GAINESVILLE — Tucked away on the campus of Santa Fe Community College is a place where people can not only learn about animals, but learn from them.
Although the Santa Fe Community College Teaching Zoo has been around for 35 years, it remains unknown to most Florida residents.
That's not surprising. After all, the sprawling 10-acre nature center isn't home to lions, elephants or other common zoo critters. Instead, visitors are treated to the sight of about 70 smaller species from the most remote corners of the earth, including African leopard tortoises, South American guanacos (similar to llamas) and Matschie's tree kangaroos from New Guinea.
"The focus here is a little bit different," said Jack Brown, who teaches zoo animal technology at SFCC and has served as zoo director since 1985. "We try to provide an atmosphere that people aren't likely to find anywhere else."
What makes the teaching zoo a truly unique animal habitat has as much to do with the people who care for the critters as the critters themselves. As the name implies, the zoo functions as a hands-on learning center for young people eyeing a future career in the business.
The 110 student workers from the school's zoo animal technology program do everything from conducting guided tours to cleaning cages. Being in the trenches gives students a penultimate perspective of what it's like to work in the business, Brown said.
"One of the first things they learn is that it's often very hard work that has little glamor to it," Brown said. "But if they are dedicated, there are plenty of personal rewards to be had."
Visitors to the Santa Fe Community College Teaching Zoo will find plenty of rewards as well. Within its lush oak- and hickory-canopied confines lies a rare Central Florida jewel. A few strides down a wandering path is all it takes to become lost in the wonders of nature.
About three-quarters of the species inhabiting the zoo can be found only in the most elite U.S. zoos. Some animals, like the Perdido Key beach mouse and the Matschie's tree kangaroo, are rarely seen in the wild.
Zoo curator Kathy Russell says that having such a variety of rare species enables the student staffers to interact with the types of animals they may encounter in their careers.
"What they learn here is invaluable," Russell said. "When you go looking for work at a large metropolitan zoo, or a place like SeaWorld or Busch Gardens, it's a big plus to be able to tell your prospective boss that you've worked around lemurs and rare gibbons."
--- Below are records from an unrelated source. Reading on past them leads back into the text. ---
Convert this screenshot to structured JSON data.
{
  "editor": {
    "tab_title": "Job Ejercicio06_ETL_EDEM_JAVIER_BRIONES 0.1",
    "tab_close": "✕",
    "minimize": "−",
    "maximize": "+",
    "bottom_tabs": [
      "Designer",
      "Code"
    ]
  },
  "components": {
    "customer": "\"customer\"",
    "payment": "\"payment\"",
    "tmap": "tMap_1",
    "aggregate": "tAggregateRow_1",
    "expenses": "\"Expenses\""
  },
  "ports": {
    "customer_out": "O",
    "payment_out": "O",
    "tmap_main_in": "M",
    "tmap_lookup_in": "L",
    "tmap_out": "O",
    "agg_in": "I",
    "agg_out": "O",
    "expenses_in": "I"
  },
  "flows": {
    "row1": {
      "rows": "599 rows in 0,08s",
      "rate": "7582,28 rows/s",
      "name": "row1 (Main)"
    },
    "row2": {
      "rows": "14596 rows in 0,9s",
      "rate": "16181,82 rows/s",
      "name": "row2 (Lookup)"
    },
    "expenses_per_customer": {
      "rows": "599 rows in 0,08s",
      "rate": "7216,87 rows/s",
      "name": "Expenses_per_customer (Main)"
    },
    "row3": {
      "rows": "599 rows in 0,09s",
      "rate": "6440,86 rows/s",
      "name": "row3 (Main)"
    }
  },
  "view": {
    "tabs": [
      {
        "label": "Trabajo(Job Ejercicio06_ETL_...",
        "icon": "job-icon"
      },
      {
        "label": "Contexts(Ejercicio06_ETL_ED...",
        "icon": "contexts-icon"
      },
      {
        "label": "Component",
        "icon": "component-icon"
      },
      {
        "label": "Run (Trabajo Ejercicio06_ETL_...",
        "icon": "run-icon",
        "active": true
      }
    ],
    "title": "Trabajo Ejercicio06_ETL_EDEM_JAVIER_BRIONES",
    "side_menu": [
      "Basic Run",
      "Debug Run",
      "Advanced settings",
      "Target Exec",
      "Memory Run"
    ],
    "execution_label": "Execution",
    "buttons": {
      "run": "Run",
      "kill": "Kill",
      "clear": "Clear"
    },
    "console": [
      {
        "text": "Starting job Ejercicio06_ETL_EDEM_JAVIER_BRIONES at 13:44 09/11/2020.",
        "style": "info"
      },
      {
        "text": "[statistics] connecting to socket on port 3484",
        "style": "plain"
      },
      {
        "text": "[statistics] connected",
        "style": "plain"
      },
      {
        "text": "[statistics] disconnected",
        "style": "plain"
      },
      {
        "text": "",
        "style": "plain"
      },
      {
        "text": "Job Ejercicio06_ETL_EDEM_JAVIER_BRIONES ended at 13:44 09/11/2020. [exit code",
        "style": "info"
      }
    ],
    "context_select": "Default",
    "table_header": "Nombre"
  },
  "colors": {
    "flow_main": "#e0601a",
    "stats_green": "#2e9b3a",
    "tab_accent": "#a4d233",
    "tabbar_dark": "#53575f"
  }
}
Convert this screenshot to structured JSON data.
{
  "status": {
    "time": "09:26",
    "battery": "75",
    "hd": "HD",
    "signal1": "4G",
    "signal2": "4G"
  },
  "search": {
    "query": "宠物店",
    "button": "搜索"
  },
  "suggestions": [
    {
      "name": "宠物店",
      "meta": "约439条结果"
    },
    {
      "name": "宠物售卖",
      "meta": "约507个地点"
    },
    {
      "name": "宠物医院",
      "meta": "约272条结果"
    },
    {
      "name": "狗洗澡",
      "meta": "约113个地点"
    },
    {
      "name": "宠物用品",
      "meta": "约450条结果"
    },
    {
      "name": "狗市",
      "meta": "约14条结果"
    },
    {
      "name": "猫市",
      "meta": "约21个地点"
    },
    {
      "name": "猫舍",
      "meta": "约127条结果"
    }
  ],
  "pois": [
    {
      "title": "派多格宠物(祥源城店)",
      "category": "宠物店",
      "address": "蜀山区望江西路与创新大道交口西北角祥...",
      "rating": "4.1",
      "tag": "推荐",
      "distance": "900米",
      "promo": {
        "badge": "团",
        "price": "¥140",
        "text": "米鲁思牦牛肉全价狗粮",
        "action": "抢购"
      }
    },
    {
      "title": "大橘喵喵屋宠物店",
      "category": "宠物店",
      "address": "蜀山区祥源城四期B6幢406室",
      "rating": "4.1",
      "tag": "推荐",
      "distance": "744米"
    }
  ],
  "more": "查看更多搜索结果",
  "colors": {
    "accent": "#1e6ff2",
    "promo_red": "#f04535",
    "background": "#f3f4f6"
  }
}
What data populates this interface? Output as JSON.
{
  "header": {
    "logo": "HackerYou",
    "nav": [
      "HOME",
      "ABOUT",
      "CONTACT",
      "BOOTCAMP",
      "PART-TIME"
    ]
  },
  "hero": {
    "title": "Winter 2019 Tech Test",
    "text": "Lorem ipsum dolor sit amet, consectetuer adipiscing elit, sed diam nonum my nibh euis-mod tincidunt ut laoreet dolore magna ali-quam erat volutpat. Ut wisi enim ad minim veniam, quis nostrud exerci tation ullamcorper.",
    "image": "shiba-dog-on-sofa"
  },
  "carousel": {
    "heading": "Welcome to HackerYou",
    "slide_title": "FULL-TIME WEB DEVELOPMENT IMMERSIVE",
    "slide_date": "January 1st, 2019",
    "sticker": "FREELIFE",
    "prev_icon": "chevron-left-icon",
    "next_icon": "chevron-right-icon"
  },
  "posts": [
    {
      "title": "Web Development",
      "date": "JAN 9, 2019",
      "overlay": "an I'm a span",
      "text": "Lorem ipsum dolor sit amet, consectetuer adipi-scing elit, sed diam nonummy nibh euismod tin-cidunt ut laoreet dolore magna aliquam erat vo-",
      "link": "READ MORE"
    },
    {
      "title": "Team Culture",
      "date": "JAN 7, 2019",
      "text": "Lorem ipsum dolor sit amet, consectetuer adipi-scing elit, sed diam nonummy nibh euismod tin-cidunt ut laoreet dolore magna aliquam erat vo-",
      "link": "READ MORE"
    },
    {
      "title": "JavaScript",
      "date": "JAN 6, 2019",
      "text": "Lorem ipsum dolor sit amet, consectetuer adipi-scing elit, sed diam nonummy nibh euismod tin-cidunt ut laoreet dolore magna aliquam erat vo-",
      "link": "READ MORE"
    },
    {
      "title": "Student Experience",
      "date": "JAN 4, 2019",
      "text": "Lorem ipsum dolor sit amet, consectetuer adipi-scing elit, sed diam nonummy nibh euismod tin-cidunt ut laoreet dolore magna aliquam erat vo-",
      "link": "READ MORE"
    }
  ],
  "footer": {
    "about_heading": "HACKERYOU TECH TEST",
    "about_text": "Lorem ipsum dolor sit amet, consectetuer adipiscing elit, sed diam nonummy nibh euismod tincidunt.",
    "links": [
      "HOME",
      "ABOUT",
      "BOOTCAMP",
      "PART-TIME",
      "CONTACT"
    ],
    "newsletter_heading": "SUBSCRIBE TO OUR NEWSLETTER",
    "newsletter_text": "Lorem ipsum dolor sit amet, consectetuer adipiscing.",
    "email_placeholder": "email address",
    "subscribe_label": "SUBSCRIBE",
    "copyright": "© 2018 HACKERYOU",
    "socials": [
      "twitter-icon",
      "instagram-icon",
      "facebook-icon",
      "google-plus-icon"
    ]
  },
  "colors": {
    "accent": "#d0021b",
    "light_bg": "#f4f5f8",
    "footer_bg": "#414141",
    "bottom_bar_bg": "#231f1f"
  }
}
That was the objective when the college established the zoo in 1970. Built on a former pasture, the zoo originally had mainly Florida reptiles and birds. As the program expanded in size and scope, so did the animal collection.
Some additions came by way of fortuitous circumstances. The 16 resident Perdido Key beach mice were part of a 2004 rescue effort to save a wild colony found in the Panhandle that was being threatened by the approach of Hurricane Ivan. Fewer than 500 of the mice are believed to survive in the wild.
Brown says that while the zoo may function primarily as a laboratory for the zoo technology program, many of the exhibits are designed to enhance the experience of the visiting public — children in particular.
"Just about every exhibit was designed with kids in mind," Brown said. "We love having them here."
Youngsters will certainly enjoy many of the zoo's features, including up-close interaction with ocelots by way of a special glass viewing area designed into the animals' habitat.
Another popular tour stop is the reptile house, which contains several species of snakes and tortoises and even a couple of poison arrow frogs from Costa Rica.
Because safety is a top priority of the zoo management, all visitors must be accompanied by a tour guide. Individual tours are available weekdays between 9 a.m. and 2 p.m. and must be scheduled three days in advance of the visit.
On weekends, tours are offered about every 30 minutes. There is no charge for the tour other than normal admission prices.